I just made my third kitless/custom and I was hoping some you who have been around the block a few times might offer some advice.  

Here is the pen:  http://www.penturners.org/forum/f13/another-kitless-prototype-130420/

I decided to do a clip on this pen.  The clip I used was from a Junior Gent so the outside diameter of the ring was .567.  It seemed to me that if I wanted to hide the clip ring that the diameter of the cap would be larger than I wanted and would not look right with body of the pen.  So my first question is what clips do you use?  Which ones are popular for kitless use?  Seems like the Jr. Gent size is too big.

To go along with that question I am wondering what are reasonable dimensions with a #6 nib?  Since the 12mm x.75 tap I am using is around 12 MM I have been trying to make the body around 13 mm and the cap around 14mm.

Ok, last question.  Although I enjoy making the kitless pens I usually sell the pens I make to pay for my habit..uh  hobby.  Are the kitless pens in high demand or is this just something that unless you are a "brand name" you are just not going to generate interest.

I am thinking of getting a triple start now that I know I enjoy making them.  Do you guys think the 12mm is the most popular?  (I know that was one more question)

Thanks for listening and offering feedback.  I really appreciate the help.


----------



## Brooks803 (Feb 25, 2015)

Is that clip from a Jr. Gent or the Triton? I must admit that I haven't looked at kits in a long time, but I want to say that clip is from a Triton. Reason for that is I've used them as well and the clip ring is HUGE! The exposed clip ring was the very first thing I noticed on your pen.

The trick is to find a clip with a reasonable ID & OD. You want there to be some meat where the recess will go so it will hold up to someone flexing the clip while putting in a purse or pocket. To thin and it'll snap. There isn't a great selection for this sadly. With the profile you're after you'd be better off with something under a 12mm OD.

With all that being said there is a trick to making that Triton clip work. Take a pair of sturdy wire cutters and cut off a portion of the ring (away from the arm!!) and gently bend it in creating a smaller OD. It does work, but I personally don't like to do this bc if I were to sell that pen and there's a clip failure the customer will see it and we all know just how important a customers impression is. A bad review online about a jerry rigged clip and it could really hurt you.

You're dimensions are good. I try and stay around that as well. You will find as you talk with customers that EVERYONE wants something different. Eventually you'll want to get a couple other thread sizes to cover your customer base. 12, 13, 14 would be my choices. 

Can I ask what nib housing your using? I see it's a Heritance nib, but wasn't sure if it's a Jowo or Bock housing. 

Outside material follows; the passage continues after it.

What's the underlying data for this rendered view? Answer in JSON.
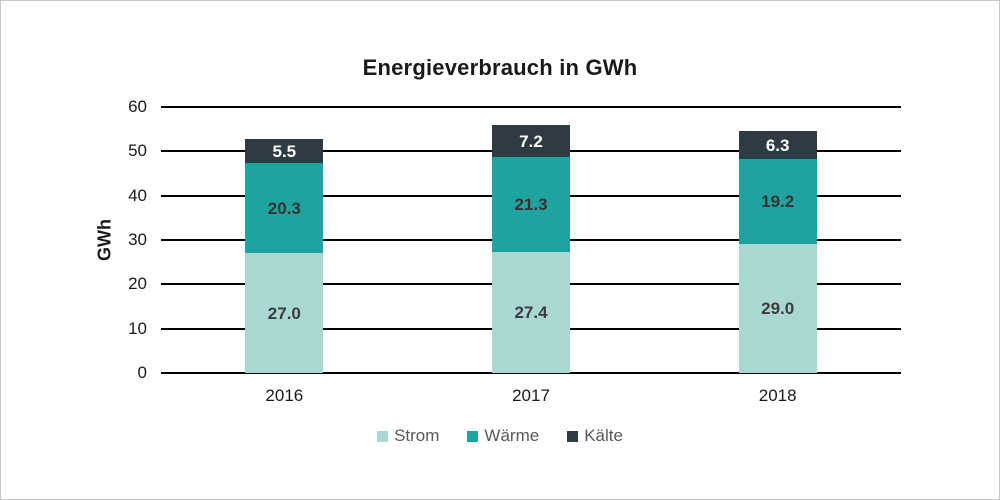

Selling....the million dollar question. Starting from nothing and building a customer base of custom FP's is going to be hard. I would assume much harder for you locally due to having the Edison Pen Company in your back yard. People who understand what you're doing will pay for it. I have a baseline price that all pens start at and can go up from there. It took me a long time to build a "fan base". Now orders are finally starting to come in with a nice frequency. Having a "Brand" does help bc these customers have a different mind set than what you're used to. My best advice is to make many many many many more of these custom pens BEFORE trying to sell them. Use freebie blanks and just reuse a couple nibs to keep costs down. Learn the insides and outs and iron out your techniques. They have to be flawless when they reach the customer bc without a doubt...they will know what to look for and will openly discuss any displeasure. Learn how to properly align, tune, and smooth a nib!!!! That's #1. If it doesn't write and keep a steady flow they will not buy it or keep it. 

One thing that helped me recently is I found a collector that was local to me and asked him to do a review of one of my pens. He gave me his honest feedback and although it was 99% great, that 1% was something I never thought about and helped me tremendously! He ended up ordering  his own pen and did another review on it as well. We actually have become friends and now I get a lot of his feedback for free :biggrin:. Luckily for you Ohio seems to have LOTS of FP companies so finding someone that is a serious collection shouldn't be to hard. Start up a conversation and go from there!




brownsfn2 said:


> I just made my third kitless/custom and I was hoping some you who have been around the block a few times might offer some advice.
> 
> Here is the pen:  http://www.penturners.org/forum/f13/another-kitless-prototype-130420/
> 
> ...


----------



## Joey-Nieves (Mar 4, 2015)

The clip ID and OD is determined by the cap bushing of the kit.  The OD will be the bushing diameter and the ID will be the tube ID, this info is available in the library. 
Also Richard Greenwald lists this info with his clips as does Silver pen parts


----------